Over the past month, the scale of this manufacturing pause has become apparent. In East China, a major facility suspended operations for a planned one-month maintenance cycle, while Japan's Tosoh paused production for an estimated forty days. Meanwhile, Sadara's large-scale plant in Saudi Arabia has yet to resume operations since idling in late March, and Kumho in South Korea continues to run at a reduced operating rate. These simultaneous disruptions represent a significant portion of active global output, ensuring that spot availability will remain exceptionally tight over the coming weeks. Industrial analysts suggest this trend is not purely coincidental but driven by clear operational logic.
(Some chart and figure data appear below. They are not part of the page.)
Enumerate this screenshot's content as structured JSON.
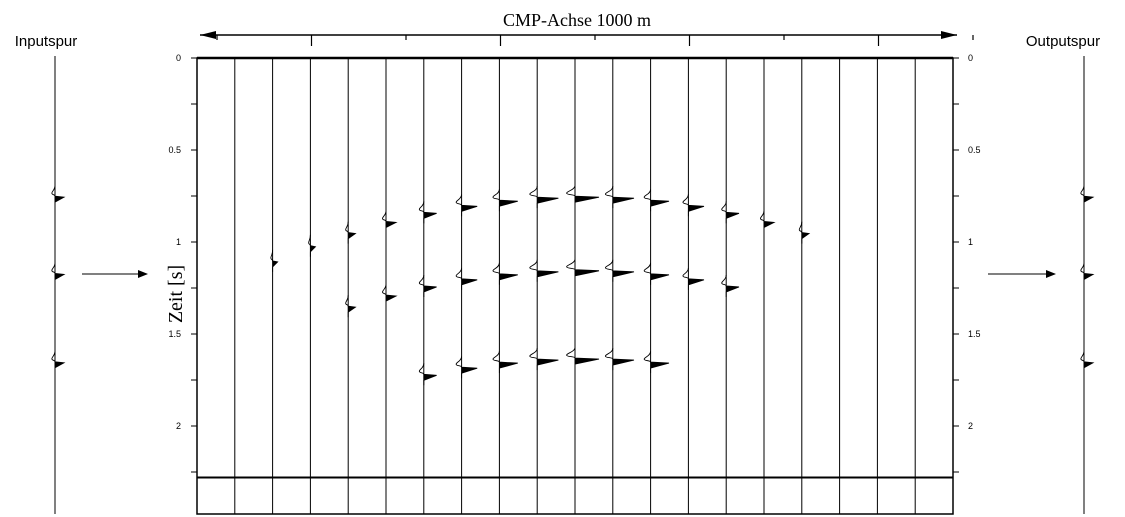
{
  "figure": {
    "input_label": "Inputspur",
    "output_label": "Outputspur",
    "axis_title": "CMP-Achse 1000 m",
    "y_label": "Zeit [s]",
    "time_ticks": [
      {
        "value": 0,
        "label": "0"
      },
      {
        "value": 0.5,
        "label": "0.5"
      },
      {
        "value": 1,
        "label": "1"
      },
      {
        "value": 1.5,
        "label": "1.5"
      },
      {
        "value": 2,
        "label": "2"
      }
    ],
    "time_range_s": [
      0,
      2.45
    ],
    "section_bottom_line_s": 2.28,
    "trace_count": 21,
    "input_trace_events_s": [
      0.74,
      1.16,
      1.64
    ],
    "output_trace_events_s": [
      0.74,
      1.16,
      1.64
    ],
    "reflectors": [
      {
        "apex_trace": 10,
        "apex_time_s": 0.74,
        "moveout_s_per_trace2": 0.0055,
        "trace_range": [
          2,
          16
        ]
      },
      {
        "apex_trace": 10,
        "apex_time_s": 1.14,
        "moveout_s_per_trace2": 0.0055,
        "trace_range": [
          4,
          14
        ]
      },
      {
        "apex_trace": 10,
        "apex_time_s": 1.62,
        "moveout_s_per_trace2": 0.0055,
        "trace_range": [
          6,
          12
        ]
      }
    ],
    "colors": {
      "ink": "#000000",
      "background": "#ffffff"
    }
  }
}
The second quarter is a traditional maintenance window to mitigate high summer running risks. Furthermore, strong profit margins since the beginning of the year have given producers the financial buffer to endure extended maintenance periods, effectively managing inventory and supporting current price levels.

Conversely, the downstream response remains uninspired. Factories are facing narrowed profit margins due to high raw material costs and are resistant to stocking up on expensive inputs. This buyer strike has split trading sentiments, with some distributors withholding volume in anticipation of higher future prices, while others accelerate liquidations to lock in profits. Adding to the complexity, correlated materials show divergent signals. Toluene diisocyanate has slipped significantly this month, and polyether polyols have experienced cost relief as propylene oxide prices ease from their recent peaks.

Looking ahead, market experts anticipate narrow fluctuations in the immediate term, as tight supply battles weak purchasing interest. The true turning point will arrive around mid-June when the scheduled maintenance cycles conclude and normal output returns to the market. On a broader scale, the industry faces structural adjustments, including trade tariff updates in North America that redirect trade flows toward emerging markets, multi-billion dollar project investments in the Middle East, and ongoing capacity expansions within domestic chemical clusters. While increased long-term capacity points to an eventual normalization of material costs, the current maintenance season will likely keep the immediate market landscape highly constrained.